„Zaburzenia psychiczne nasilają się w okresie występowania ekstremalnie wysokich temperatur” – mówi Weronika Michalak z HEAL
– Z pewnością zmiana klimatu stanowi ogromne wyzwanie dla sektora zdrowia. Przykładowo, jeżeli zapowiadana jest fala upałów, to na szpitalnych oddziałach ratunkowych prawdopodobnie znajdzie się więcej osób z problemami układu krążenia, udarem cieplnym czy odwodnieniem. Latem i jesienią przybędzie pacjentów z boreliozą. Oddziały psychiatryczne notować będą zaostrzenie chorób w okresach upalnych. Cytując słowa dyrektora generalnego WHO: „Zmiana klimatu to największe zagrożenie dla zdrowia publicznego współcześnie żyjących ludzi” – podkreśla Weronika Michalak, dyrektorka polskiego oddziału HEAL Health and Environment Alliance, organizacji analizującej wpływ środowiska na zdrowie publiczne.
Ewa Podsiadły-Natorska: Ostatnio bliska mi osoba, z którą rozmawiałam o upałach, stwierdziła, że dobrze pamięta równie upalne lata z naszego dzieciństwa. Aż chciałoby się zapytać: to gdzie ta zmiana klimatu?
Weronika Michalak: Przede wszystkim musimy rozróżnić pogodę od klimatu. Klimat określany jest na podstawie obserwacji co najmniej trzydziestoletnich, a pogoda to stan, który trwa krótko. Oczywiście fale upałów zdarzały się już w przeszłości, jednak klimatolodzy zauważyli, że te zjawiska pogodowe obecnie trwają dłużej, są częstsze i bardziej ekstremalne. Mówiąc o klimacie, musimy pamiętać, że rozmawiamy także o średnich temperaturach w kontekście globalnego ocieplenia. To, co odczuwamy teraz w ekstremalnej formie, jest dużo bardziej nasilone niż incydenty pogodowe, które miały miejsce lata temu.
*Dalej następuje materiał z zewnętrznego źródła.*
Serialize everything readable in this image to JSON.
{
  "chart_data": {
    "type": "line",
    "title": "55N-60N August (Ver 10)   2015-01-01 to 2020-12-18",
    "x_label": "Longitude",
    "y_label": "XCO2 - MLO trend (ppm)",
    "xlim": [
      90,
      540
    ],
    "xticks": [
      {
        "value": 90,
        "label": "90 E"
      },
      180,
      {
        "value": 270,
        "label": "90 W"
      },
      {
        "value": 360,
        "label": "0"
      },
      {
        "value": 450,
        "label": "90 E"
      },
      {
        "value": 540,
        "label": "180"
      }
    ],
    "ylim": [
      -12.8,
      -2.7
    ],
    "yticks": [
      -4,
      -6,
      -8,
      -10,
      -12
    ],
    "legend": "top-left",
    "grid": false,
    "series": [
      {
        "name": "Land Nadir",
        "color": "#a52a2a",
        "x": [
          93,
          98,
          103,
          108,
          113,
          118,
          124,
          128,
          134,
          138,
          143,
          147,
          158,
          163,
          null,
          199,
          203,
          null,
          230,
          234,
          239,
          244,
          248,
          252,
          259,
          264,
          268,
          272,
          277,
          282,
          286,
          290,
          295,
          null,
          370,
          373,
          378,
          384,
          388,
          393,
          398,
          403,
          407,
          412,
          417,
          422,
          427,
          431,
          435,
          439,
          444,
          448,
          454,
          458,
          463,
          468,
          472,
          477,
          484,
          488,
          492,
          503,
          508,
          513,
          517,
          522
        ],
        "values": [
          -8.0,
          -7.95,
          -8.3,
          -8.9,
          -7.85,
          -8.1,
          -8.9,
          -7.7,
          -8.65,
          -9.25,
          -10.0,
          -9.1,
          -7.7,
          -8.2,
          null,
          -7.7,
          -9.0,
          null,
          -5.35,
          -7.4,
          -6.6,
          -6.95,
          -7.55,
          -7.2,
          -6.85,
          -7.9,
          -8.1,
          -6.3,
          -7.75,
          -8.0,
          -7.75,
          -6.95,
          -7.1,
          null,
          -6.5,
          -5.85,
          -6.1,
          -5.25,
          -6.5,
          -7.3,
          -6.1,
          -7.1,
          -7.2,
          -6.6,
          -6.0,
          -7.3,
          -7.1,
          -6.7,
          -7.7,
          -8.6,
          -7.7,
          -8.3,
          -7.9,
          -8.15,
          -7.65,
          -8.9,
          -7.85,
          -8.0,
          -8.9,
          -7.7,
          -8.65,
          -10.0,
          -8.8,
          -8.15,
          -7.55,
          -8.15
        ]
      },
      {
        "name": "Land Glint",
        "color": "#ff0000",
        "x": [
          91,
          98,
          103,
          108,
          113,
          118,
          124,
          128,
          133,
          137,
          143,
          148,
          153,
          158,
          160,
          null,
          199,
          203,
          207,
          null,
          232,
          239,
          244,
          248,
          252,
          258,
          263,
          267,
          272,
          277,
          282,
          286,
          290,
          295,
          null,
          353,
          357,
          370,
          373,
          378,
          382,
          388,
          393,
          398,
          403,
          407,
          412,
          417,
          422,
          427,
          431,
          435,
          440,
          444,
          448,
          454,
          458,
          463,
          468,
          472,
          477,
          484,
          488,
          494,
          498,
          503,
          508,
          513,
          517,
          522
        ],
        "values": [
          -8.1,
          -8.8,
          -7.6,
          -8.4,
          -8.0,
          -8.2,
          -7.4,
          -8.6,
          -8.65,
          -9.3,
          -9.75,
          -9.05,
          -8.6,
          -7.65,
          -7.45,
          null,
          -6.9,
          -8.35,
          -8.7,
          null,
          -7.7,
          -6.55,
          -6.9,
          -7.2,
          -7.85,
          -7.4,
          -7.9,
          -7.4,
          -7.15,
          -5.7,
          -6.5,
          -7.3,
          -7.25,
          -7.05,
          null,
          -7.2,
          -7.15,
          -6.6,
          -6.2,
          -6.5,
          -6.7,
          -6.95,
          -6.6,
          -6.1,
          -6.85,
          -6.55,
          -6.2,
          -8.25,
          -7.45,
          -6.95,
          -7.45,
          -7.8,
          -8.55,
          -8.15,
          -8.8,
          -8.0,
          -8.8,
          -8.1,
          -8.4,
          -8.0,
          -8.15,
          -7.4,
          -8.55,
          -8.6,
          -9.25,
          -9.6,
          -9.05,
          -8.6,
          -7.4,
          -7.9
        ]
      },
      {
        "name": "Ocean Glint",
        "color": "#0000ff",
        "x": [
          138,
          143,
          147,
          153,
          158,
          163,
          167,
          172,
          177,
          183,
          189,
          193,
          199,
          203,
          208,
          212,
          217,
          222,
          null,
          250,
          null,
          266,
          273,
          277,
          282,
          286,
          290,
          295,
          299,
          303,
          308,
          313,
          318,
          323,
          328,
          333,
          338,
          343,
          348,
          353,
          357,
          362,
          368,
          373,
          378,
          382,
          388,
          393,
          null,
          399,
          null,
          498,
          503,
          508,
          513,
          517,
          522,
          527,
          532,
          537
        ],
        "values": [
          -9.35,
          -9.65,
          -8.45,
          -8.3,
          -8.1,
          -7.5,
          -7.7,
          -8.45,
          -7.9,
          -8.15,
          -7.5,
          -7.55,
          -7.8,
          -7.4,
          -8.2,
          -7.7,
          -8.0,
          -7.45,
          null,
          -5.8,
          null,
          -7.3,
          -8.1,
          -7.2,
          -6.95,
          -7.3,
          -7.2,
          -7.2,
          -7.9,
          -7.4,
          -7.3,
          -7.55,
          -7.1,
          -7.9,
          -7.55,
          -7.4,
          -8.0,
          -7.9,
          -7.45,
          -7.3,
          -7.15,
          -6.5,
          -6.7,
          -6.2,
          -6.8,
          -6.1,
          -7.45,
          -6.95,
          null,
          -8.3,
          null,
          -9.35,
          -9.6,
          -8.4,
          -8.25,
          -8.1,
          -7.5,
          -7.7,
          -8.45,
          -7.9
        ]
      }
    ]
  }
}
W latach 20. ubiegłego wieku pojawiały się artykuły ostrzegające ludzi przed upałami. Temperatura sięgała wówczas 25 stopni. Dla nas w okresie letnim jest to teraz normą czy wręcz już temperaturą chłodniejszą. Ekstrema pogodowe, o których rozmawiamy, są bardzo wyraźnie widoczne właśnie na wykresach wieloletnich. Każdy kolejny rok staje się coraz gorętszy, bijąc rekordy średnich temperatur. Wyraźnie widać, że temperatura wzrasta, mimo że często po fali upałów następuje gwałtowne ochłodzenie, z burzami czy ulewnymi deszczami. Nie mówimy wtedy, że zmiany klimatu nie ma, bo ona cały czas jest, wywołując i nasilając skrajne zjawiska w atmosferze, takie jak gradobicia, trąby powietrzne czy huraganowe wiatry występujące na przemian z falami upałów. Zaczyna być to niestety naszą „nową normalnością”.
Czytałam kiedyś rozmowę z ekspertem, który stwierdził, że zmiana klimatu oznacza np. to, że będziemy mieli długą ponurą zimę, ciągnącą się miesiącami.
Zmiana klimatu z pewnością wpływa na zaburzenie pór roku, które znaliśmy do tej pory. Może to oznaczać, że z pogody, którą traktowalibyśmy jako późne lato, nagle zrobi się zima. Lub że w marcu temperatury osiągają 25 stopni Celsjusza. Przejściowe pory roku – czyli jesień czy wiosna – będą powoli zanikać, a skrajne wzorce pogodowe będą się coraz częściej bezpośrednio przeplatać.
Ile stopni na plusie jest w stanie znieść człowiek?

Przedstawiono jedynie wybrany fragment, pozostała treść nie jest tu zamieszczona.